Just-In-Time Checkpointing: Low Cost Error Recovery from Deep Learning Training Failures

2024 European Conference on Computer Systems |

Publication

Deep Learning training jobs process large amounts of training data using many GPU devices, often running for weeks or months. When hardware or software failures happen, these jobs need to restart, losing the memory state for the Deep Neural Network (DNN) model trained so far, unless checkpointing mechanisms are used to save training state periodically. However, for large models, periodic checkpointing incurs significant steady state overhead, and during recovery, a large number of GPUs need to redo work since the last checkpoint. This is especially problematic when failures are frequent for large DNN (such as Large Language Model) training jobs using many GPUs. In this paper, we present a novel approach of just-in-time checkpointing when failures happen, which enables recovery from failures with just a single minibatch iteration of work replayed by all GPUs.

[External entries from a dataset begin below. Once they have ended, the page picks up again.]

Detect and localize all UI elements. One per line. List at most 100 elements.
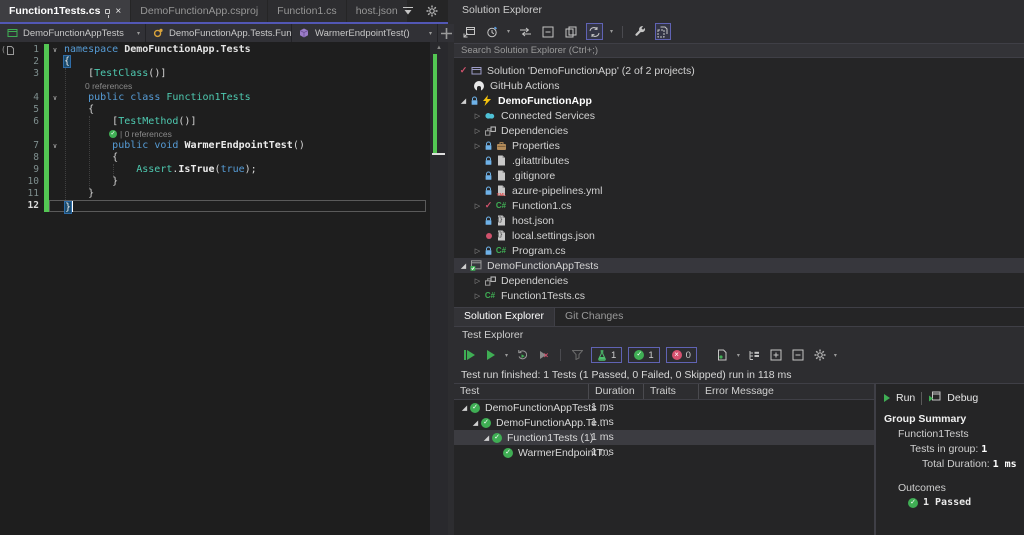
collapsed-twisty-icon[interactable]: ▷ [472, 112, 483, 120]
test-row-function1tests-1[interactable]: ◢✓Function1Tests (1)1 ms [454, 430, 874, 445]
tree-item-demofunctionapp[interactable]: ◢DemoFunctionApp [454, 93, 1024, 108]
line-number: 1 [14, 44, 44, 56]
tree-item-local-settings-json[interactable]: {}local.settings.json [454, 228, 1024, 243]
fold-marker-icon[interactable]: ∨ [49, 140, 61, 152]
tab-function1-cs[interactable]: Function1.cs [268, 0, 347, 22]
chevron-down-icon[interactable]: ▾ [137, 30, 140, 37]
properties-wrench-icon[interactable] [632, 23, 648, 40]
breadcrumb-label: DemoFunctionApp.Tests.Func [169, 28, 292, 39]
gear-icon[interactable] [424, 3, 440, 20]
run-tests-icon[interactable] [483, 347, 499, 364]
collapsed-twisty-icon[interactable]: ▷ [472, 292, 483, 300]
home-icon[interactable] [461, 23, 477, 40]
column-test[interactable]: Test [454, 384, 589, 399]
tree-item-connected-services[interactable]: ▷Connected Services [454, 108, 1024, 123]
cancel-run-icon[interactable]: × [536, 347, 552, 364]
collapse-all-icon[interactable] [540, 23, 556, 40]
tab-solution-explorer[interactable]: Solution Explorer [454, 308, 555, 326]
preview-selected-items-icon[interactable] [563, 23, 579, 40]
run-all-tests-icon[interactable] [461, 347, 477, 364]
debug-button[interactable]: Debug [947, 392, 978, 404]
switch-views-icon[interactable] [517, 23, 533, 40]
collapsed-twisty-icon[interactable]: ▷ [472, 277, 483, 285]
group-by-icon[interactable] [746, 347, 762, 364]
tree-item-dependencies[interactable]: ▷Dependencies [454, 273, 1024, 288]
close-icon[interactable]: × [115, 6, 121, 17]
fold-marker-icon[interactable]: ∨ [49, 92, 61, 104]
collapsed-twisty-icon[interactable]: ▷ [472, 142, 483, 150]
expanded-twisty-icon[interactable]: ◢ [470, 419, 481, 427]
collapsed-twisty-icon[interactable]: ▷ [472, 247, 483, 255]
chevron-down-icon[interactable]: ▾ [429, 30, 432, 37]
total-tests-toggle[interactable]: 1 [591, 347, 622, 363]
playlist-icon[interactable] [715, 347, 731, 364]
chevron-down-icon[interactable]: ▾ [505, 352, 508, 359]
text-cursor [72, 201, 73, 212]
code-line[interactable]: (1∨namespace DemoFunctionApp.Tests [0, 44, 430, 56]
tree-item-azure-pipelines-yml[interactable]: YMLazure-pipelines.yml [454, 183, 1024, 198]
tree-item-function1tests-cs[interactable]: ▷C#Function1Tests.cs [454, 288, 1024, 303]
test-row-demofunctionapptests[interactable]: ◢✓DemoFunctionAppTests ...1 ms [454, 400, 874, 415]
test-row-demofunctionapp-te[interactable]: ◢✓DemoFunctionApp.Te...1 ms [454, 415, 874, 430]
pending-changes-filter-icon[interactable] [484, 23, 500, 40]
expanded-twisty-icon[interactable]: ◢ [458, 262, 469, 270]
expanded-twisty-icon[interactable]: ◢ [481, 434, 492, 442]
editor-vertical-scrollbar[interactable]: ▲ [430, 42, 448, 535]
passed-tests-toggle[interactable]: ✓ 1 [628, 347, 659, 363]
tree-item-demofunctionapptests[interactable]: ◢DemoFunctionAppTests [454, 258, 1024, 273]
chevron-down-icon[interactable]: ▾ [834, 352, 837, 359]
repeat-last-run-icon[interactable] [514, 347, 530, 364]
code-line[interactable]: 12} [0, 200, 430, 212]
editor-body[interactable]: (1∨namespace DemoFunctionApp.Tests2{3 [T… [0, 42, 448, 535]
tree-item-properties[interactable]: ▷Properties [454, 138, 1024, 153]
solution-explorer-search-input[interactable]: Search Solution Explorer (Ctrl+;) [454, 43, 1024, 58]
tree-item-label: .gitignore [512, 170, 555, 182]
chevron-down-icon[interactable]: ▾ [737, 352, 740, 359]
collapse-all-icon[interactable] [790, 347, 806, 364]
column-traits[interactable]: Traits [644, 384, 699, 399]
tree-item-host-json[interactable]: {}host.json [454, 213, 1024, 228]
tree-item-solution-demofunctionapp-2-of-2-projects[interactable]: ✓Solution 'DemoFunctionApp' (2 of 2 proj… [454, 63, 1024, 78]
tree-item-program-cs[interactable]: ▷C#Program.cs [454, 243, 1024, 258]
breadcrumb-demofunctionapp-tests-func[interactable]: DemoFunctionApp.Tests.Func▾ [146, 24, 292, 42]
tree-item-gitignore[interactable]: .gitignore [454, 168, 1024, 183]
expanded-twisty-icon[interactable]: ◢ [458, 97, 469, 105]
tab-git-changes[interactable]: Git Changes [555, 308, 633, 326]
expanded-twisty-icon[interactable]: ◢ [459, 404, 470, 412]
column-duration[interactable]: Duration [589, 384, 644, 399]
chevron-down-icon[interactable]: ▾ [610, 28, 613, 35]
scrollbar-up-arrow-icon[interactable]: ▲ [430, 42, 448, 51]
breadcrumb-warmerendpointtest[interactable]: WarmerEndpointTest()▾ [292, 24, 438, 42]
tab-demofunctionapp-csproj[interactable]: DemoFunctionApp.csproj [131, 0, 268, 22]
failed-tests-toggle[interactable]: × 0 [666, 347, 697, 363]
show-all-files-icon[interactable] [655, 23, 671, 40]
tab-function1tests-cs[interactable]: Function1Tests.cs× [0, 0, 131, 22]
test-row-warmerendpointt[interactable]: ✓WarmerEndpointT...1 ms [454, 445, 874, 460]
codelens-references[interactable]: 0 references [85, 80, 132, 92]
test-name: DemoFunctionAppTests ... [485, 402, 608, 414]
breadcrumb-demofunctionapptests[interactable]: DemoFunctionAppTests▾ [0, 24, 146, 42]
collapsed-twisty-icon[interactable]: ▷ [472, 127, 483, 135]
sync-with-active-document-icon[interactable] [586, 23, 603, 40]
expand-all-icon[interactable] [768, 347, 784, 364]
tree-item-gitattributes[interactable]: .gitattributes [454, 153, 1024, 168]
split-window-icon[interactable] [438, 25, 454, 42]
chevron-down-icon[interactable]: ▾ [507, 28, 510, 35]
tree-item-dependencies[interactable]: ▷Dependencies [454, 123, 1024, 138]
test-settings-gear-icon[interactable] [812, 347, 828, 364]
passed-check-icon: ✓ [470, 403, 480, 413]
open-documents-list-icon[interactable] [400, 3, 416, 20]
tree-item-function1-cs[interactable]: ▷✓C#Function1.cs [454, 198, 1024, 213]
checked-in-icon: ✓ [458, 66, 469, 75]
collapsed-twisty-icon[interactable]: ▷ [472, 202, 483, 210]
filter-icon[interactable] [569, 347, 585, 364]
code-lines[interactable]: (1∨namespace DemoFunctionApp.Tests2{3 [T… [0, 42, 430, 212]
codelens-references[interactable]: | 0 references [120, 128, 172, 140]
tests-in-group-label: Tests in group: [910, 443, 978, 455]
run-button[interactable]: Run [896, 392, 915, 404]
tree-item-github-actions[interactable]: GitHub Actions [454, 78, 1024, 93]
pin-icon[interactable] [105, 9, 110, 14]
column-error-message[interactable]: Error Message [699, 384, 874, 399]
fold-marker-icon[interactable]: ∨ [49, 44, 61, 56]
code-line[interactable]: 2{ [0, 56, 430, 68]
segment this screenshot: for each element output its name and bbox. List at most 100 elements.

This reduces the cost of error recovery from several minutes to a few seconds per GPU, with nearly zero steady state overhead. This also avoids the guesswork of choosing a checkpointing frequency since failure rates usually have high variance. We discuss how just-in-time checkpointing can be enabled in training code, as well as design of key mechanisms for transparent just-in-time checkpointing without user code change. We analyze the wasted GPU work of just-in-time checkpointing and show that it is less than periodic checkpointing for large numbers of GPUs. We present results from our implementation in modern AI cluster infrastructure.